In a ruling that could reshape how courts assess compensation in motor accident cases involving overseas incomes, the Supreme Court has made it crystal clear: you can’t devalue a life just because the salary came in dollars.
In a recent judgment, the top court struck down a Telangana High Court decision that had trimmed compensation by applying a lower “multiplier” — the number used to calculate loss of income based on the deceased’s age — simply because the victim was earning in foreign currency.
The deceased in question was a 43-year-old software engineer living and working in the U.S., earning $11,600 a month.

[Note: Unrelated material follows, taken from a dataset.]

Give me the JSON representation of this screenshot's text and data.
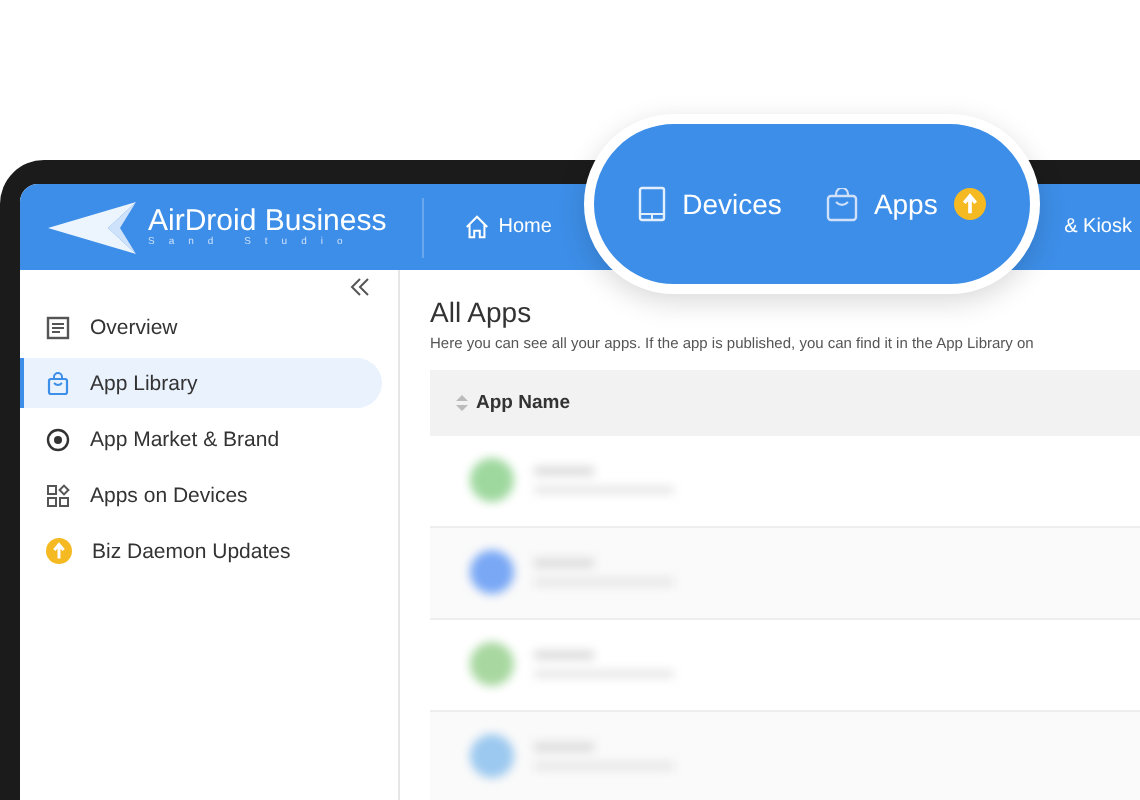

She died in a collision involving a vehicle owned by the Andhra Pradesh State Road Transport Corporation. Her family—her husband and two daughters—filed a compensation claim after her death.
The Motor Accident Claims Tribunal had calculated the family’s due at ₹8.05 crore using a 14-multiplier, which aligns with existing rules for a 43-year-old victim. But the High Court slashed that down, reducing the multiplier to 10 and the compensation to ₹5.75 crore, citing the “foreign currency” nature of her earnings as justification.
The Supreme Court wasn’t having it.
Quoting established precedent, including the Pranay Sethi ruling from 2017, the Court reminded all lower benches that the multiplier is tied to age — and age alone. Foreign income doesn’t shift the scale. The correct multiplier for a 43-year-old, the Court reaffirmed, is 14. Period.
As for the exchange rate to convert the U.S. income into rupees? The Court shut down the idea of cherry-picking current rates to manipulate outcomes. The benchmark, it ruled, must be the rate that was applicable on the date the claim was filed. In this case, that was ₹57 to the dollar, back in 2012.
The end result: the Supreme Court recalculated the compensation, bumping it up to ₹9.64 crore.
No shortcuts. No currency bias. Just a clear reminder that life’s worth isn’t up for foreign exchange.